Summary: Are you feeling like a loser? Are you feeling in over your head? Maybe God has something to say to you in Psalm 130
Reading of the Word: Psalm 130
130 From the depths of my despair I call to you, LORD.
2 Hear my cry, O Lord; listen to my call for help!
3 If you kept a record of our sins, who could escape being condemned?
4 But you forgive us, so that we should stand in awe of you.
5 I wait eagerly for the LORD's help, and in his word I trust.
6 I wait for the Lord more eagerly than sentries wait for the dawn— than sentries wait for the dawn.
7 Israel, trust in the LORD, because his love is constant and he is always willing to save.
8 He will save his people Israel from all their sins.
This is the word of the Lord
Thanks be to God
Hymn of Preparation: What a Friend We Have in Jesus
A Sermon for Losers
I remember watching the movie Top Gun, when the guys were talking about the trophy for the first place person. Someone else asked about where the second place trophy was – someone else commented – downstairs in the Ladies room.
That is right, we adore first place, and we do NOT respect losers. And yet, in this world, we can guarantee that even if we are first this time, there will come a day when someone passes us up.
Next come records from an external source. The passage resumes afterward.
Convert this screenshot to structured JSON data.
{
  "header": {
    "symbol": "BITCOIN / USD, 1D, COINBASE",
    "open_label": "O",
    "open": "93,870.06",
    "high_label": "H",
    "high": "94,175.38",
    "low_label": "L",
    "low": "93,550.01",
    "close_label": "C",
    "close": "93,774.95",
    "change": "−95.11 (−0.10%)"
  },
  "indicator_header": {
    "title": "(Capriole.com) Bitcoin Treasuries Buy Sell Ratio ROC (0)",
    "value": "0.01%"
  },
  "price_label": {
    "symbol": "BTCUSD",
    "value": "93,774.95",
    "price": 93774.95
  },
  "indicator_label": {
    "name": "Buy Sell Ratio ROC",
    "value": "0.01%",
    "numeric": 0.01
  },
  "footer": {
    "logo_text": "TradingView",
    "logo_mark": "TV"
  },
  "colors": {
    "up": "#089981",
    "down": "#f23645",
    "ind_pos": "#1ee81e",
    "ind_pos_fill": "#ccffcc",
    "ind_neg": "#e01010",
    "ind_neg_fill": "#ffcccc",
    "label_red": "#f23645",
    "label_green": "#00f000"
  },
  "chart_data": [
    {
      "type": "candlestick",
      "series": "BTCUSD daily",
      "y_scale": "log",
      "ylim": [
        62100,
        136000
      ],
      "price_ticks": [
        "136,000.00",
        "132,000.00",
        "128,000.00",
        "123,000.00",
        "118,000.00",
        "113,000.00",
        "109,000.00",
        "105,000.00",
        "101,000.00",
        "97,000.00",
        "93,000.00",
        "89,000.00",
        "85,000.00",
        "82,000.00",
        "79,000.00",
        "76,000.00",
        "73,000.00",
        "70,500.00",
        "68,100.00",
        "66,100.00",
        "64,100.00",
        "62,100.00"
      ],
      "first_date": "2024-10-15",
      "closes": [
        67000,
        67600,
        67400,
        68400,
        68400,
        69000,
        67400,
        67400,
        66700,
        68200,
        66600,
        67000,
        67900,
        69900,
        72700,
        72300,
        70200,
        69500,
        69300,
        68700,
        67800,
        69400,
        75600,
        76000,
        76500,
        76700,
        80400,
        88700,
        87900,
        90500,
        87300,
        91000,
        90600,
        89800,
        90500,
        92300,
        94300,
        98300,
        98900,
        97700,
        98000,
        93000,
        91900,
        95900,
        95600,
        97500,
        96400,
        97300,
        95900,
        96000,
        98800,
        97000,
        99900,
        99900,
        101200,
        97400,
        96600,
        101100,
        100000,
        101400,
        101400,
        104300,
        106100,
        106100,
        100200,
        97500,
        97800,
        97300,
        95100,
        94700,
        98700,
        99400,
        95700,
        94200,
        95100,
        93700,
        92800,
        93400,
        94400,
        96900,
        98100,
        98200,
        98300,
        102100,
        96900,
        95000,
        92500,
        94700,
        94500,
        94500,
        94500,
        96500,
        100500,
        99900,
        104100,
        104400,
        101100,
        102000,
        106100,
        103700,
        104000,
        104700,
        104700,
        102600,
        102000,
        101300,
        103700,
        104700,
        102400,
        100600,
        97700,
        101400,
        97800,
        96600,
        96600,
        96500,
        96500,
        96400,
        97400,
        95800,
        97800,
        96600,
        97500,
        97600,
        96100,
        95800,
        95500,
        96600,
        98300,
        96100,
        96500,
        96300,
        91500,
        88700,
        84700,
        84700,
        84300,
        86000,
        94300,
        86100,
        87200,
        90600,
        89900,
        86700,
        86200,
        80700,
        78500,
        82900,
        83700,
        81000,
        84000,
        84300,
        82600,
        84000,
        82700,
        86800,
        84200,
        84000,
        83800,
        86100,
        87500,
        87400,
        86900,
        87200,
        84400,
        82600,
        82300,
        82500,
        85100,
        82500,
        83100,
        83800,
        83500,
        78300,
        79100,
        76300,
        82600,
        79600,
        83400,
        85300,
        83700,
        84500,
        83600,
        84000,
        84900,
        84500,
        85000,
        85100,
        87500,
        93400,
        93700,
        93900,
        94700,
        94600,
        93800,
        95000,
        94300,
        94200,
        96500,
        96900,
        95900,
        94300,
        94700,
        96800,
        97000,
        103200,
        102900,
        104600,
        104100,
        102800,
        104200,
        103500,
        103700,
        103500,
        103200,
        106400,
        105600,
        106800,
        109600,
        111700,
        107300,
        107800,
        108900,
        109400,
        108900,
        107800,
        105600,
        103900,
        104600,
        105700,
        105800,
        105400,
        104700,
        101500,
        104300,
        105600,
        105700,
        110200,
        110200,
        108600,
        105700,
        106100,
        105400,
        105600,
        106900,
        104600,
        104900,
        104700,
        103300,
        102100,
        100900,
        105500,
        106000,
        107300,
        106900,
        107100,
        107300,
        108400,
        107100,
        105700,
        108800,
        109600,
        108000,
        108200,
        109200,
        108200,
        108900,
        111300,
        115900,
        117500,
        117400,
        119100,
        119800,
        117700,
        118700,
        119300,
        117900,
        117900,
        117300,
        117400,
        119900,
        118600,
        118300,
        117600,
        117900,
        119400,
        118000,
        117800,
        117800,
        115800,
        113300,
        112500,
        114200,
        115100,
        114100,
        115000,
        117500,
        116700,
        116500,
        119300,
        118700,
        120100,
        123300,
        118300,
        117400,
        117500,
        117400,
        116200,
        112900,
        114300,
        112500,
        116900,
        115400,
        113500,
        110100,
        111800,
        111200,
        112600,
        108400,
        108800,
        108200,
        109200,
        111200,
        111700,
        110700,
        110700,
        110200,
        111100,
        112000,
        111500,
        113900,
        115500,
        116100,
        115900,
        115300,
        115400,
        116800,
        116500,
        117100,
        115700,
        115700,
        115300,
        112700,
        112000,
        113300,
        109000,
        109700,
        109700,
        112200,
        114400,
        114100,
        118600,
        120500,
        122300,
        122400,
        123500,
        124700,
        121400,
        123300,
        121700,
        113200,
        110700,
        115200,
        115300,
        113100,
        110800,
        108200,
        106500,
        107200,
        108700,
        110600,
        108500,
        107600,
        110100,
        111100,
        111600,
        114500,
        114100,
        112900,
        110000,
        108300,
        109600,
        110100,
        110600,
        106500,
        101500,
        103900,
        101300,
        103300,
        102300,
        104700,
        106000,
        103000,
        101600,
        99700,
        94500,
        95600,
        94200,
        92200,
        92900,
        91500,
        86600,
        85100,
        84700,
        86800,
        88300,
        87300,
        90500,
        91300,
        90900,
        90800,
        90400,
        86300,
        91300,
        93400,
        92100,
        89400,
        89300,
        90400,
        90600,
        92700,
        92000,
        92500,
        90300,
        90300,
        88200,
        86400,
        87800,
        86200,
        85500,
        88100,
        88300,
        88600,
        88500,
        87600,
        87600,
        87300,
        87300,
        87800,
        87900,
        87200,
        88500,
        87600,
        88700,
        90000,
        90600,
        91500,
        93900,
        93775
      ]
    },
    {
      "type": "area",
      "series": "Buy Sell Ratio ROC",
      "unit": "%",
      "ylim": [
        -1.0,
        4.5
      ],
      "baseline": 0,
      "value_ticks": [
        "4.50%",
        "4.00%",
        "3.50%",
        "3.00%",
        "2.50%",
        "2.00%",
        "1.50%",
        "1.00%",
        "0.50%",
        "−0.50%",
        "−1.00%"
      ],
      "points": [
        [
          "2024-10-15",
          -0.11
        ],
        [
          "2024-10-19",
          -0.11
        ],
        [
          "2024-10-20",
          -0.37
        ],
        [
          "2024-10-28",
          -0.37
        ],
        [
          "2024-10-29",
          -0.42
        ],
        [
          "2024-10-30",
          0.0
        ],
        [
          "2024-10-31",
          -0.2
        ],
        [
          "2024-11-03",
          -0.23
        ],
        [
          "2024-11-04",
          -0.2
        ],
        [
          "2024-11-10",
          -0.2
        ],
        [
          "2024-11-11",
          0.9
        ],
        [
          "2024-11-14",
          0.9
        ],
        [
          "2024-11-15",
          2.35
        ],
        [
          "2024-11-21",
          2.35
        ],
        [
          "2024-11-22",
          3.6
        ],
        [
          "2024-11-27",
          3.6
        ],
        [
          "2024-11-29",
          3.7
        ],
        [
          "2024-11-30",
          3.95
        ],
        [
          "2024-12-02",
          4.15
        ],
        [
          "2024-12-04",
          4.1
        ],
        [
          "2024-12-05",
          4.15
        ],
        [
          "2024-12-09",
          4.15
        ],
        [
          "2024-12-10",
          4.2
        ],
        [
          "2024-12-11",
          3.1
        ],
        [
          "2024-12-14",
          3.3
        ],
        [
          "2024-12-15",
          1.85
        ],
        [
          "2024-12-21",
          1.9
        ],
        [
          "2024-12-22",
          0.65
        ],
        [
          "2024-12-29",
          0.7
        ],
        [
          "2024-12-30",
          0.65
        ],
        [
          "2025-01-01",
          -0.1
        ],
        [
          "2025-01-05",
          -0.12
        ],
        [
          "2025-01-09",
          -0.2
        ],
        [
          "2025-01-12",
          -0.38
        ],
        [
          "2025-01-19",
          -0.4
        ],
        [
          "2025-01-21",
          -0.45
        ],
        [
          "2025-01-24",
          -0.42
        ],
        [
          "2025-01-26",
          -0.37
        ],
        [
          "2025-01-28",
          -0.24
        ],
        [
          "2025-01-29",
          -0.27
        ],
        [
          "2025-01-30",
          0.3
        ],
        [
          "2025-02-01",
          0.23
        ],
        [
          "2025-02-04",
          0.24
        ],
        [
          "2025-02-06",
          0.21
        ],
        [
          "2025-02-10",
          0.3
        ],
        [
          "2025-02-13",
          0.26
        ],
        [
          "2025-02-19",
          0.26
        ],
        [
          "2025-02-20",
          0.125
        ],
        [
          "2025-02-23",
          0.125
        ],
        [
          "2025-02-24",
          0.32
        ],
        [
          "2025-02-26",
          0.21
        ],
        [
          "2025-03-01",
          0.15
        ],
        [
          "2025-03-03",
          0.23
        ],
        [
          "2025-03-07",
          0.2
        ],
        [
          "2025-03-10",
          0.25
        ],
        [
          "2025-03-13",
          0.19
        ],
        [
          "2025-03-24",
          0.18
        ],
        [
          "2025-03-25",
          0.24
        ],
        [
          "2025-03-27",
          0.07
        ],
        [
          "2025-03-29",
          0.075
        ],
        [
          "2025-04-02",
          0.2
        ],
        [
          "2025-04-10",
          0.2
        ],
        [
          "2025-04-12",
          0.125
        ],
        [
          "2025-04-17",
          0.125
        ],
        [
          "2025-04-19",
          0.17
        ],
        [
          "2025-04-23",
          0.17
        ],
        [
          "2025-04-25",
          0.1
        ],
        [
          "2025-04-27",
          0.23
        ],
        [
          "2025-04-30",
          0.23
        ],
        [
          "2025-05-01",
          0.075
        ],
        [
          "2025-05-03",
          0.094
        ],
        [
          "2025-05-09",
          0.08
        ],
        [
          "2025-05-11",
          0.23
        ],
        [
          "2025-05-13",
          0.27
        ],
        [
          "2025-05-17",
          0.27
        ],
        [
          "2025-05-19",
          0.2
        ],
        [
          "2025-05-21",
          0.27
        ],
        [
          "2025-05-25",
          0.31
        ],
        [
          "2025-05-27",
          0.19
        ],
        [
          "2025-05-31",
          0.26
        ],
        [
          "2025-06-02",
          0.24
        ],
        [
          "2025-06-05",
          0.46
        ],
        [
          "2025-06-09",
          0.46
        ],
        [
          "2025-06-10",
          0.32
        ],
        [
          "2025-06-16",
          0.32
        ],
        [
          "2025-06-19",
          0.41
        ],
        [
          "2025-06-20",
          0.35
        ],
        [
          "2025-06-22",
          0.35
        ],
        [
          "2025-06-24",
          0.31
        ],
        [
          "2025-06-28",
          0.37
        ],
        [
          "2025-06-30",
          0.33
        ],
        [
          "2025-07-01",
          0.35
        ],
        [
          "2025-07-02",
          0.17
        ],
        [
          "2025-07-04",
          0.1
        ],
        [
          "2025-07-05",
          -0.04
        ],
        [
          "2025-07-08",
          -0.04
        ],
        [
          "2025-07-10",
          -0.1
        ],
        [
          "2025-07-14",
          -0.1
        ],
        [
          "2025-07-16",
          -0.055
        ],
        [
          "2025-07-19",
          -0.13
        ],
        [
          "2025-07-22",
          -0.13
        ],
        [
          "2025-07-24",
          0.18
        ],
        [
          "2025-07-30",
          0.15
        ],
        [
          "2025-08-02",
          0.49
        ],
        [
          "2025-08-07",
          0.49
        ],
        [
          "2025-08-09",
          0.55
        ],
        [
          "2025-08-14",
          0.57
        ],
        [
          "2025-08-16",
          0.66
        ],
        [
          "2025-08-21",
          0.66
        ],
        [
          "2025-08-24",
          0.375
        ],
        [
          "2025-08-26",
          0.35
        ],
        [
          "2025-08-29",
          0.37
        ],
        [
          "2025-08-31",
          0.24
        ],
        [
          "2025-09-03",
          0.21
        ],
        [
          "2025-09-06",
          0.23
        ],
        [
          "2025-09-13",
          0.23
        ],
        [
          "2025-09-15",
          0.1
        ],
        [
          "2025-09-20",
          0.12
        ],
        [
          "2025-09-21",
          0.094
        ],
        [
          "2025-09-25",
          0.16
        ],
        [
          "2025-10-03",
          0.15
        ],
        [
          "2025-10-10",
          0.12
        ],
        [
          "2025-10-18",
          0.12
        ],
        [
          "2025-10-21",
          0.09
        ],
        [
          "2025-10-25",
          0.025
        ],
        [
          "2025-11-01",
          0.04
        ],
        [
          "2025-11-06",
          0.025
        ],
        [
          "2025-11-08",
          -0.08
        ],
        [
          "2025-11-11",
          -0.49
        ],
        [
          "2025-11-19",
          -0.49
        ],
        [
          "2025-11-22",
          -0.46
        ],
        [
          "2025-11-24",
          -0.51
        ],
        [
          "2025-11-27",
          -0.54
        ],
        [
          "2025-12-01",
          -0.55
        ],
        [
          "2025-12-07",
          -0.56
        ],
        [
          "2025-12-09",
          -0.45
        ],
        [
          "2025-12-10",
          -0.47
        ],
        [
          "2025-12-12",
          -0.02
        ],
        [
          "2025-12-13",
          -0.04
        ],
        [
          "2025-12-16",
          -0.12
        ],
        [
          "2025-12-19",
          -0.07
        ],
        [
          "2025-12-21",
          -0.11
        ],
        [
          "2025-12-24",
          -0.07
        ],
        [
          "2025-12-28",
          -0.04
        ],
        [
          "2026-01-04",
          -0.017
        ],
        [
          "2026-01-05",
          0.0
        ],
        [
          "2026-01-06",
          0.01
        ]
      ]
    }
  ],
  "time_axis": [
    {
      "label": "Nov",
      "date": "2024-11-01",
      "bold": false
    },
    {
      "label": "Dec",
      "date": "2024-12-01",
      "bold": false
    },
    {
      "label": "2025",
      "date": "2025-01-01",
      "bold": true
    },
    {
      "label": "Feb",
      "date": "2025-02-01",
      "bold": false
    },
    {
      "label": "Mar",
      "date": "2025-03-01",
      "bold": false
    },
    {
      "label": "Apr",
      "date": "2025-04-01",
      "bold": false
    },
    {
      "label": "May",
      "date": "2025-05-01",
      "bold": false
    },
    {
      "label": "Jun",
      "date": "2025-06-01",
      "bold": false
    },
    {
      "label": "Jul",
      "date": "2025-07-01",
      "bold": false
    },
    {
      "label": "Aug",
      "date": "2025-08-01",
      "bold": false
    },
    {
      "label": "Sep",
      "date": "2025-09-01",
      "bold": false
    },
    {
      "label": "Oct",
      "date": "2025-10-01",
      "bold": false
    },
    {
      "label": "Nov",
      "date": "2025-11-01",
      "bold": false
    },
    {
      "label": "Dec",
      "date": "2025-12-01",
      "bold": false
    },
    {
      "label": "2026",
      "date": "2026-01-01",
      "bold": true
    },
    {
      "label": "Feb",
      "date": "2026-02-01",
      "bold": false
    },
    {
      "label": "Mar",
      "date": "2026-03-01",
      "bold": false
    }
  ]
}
Every single one of us is a loser, now or sometime. We cannot always be the best, be perfect.
This psalm was written for us, because it addresses exactly that fact. In God’s world of perfection, we will never be perfect. We will always fall short.
I’d like to use three words to guide us through this psalm – using the acronym ACT. We need to ADMIT we are in over our head. We need to CONFESS our problems. We need to TRUST that God will save us.
The first word I want us to consider is the A of Act. We need to ADMIT we are in over our heads.
I know that all of you think of me as a native Californian. I’m not. I didn’t even show up in California until I was 15 years old. My Dad is retired Air Force, and I was a lot of other places, but I had never even been to the ocean until that summer, the summer after my freshman year in high school.
This is a time when teens like to look cool and act cool. And so when our Youth Group had a swim party at the beach, I was jazzed. I mean, I’d been in pools, how hard could it be? We went to Big Corona and this has an interesting configuration where you swim out to the reef, then body surf back to the shore. In between, the water is deep. I swam out and hung out on the reef for awhile, enjoying the lift of the waves.
What I didn’t realize was how exhausting the waves and motion were. And when I went to swim back to shore, I realized I was in over my head. Every time I tried to come up for air, another wave broke over my head. I couldn’t sort out this whole ocean thing.
But until I was willing to ADMIT I was in trouble, there wasn’t any way I could get help. At one point I remember looking up and realizing that if I didn’t do something, I probably would never make it to shore.
So the second word here in this Psalm is CONFESS. At this point I finally confessed to all of my brand new California friends that I was a wimp. I called for help. Strangely enough, my brother, also a newbie to the ocean was nearby, and I remember him calling out, “Somebody help my sister!”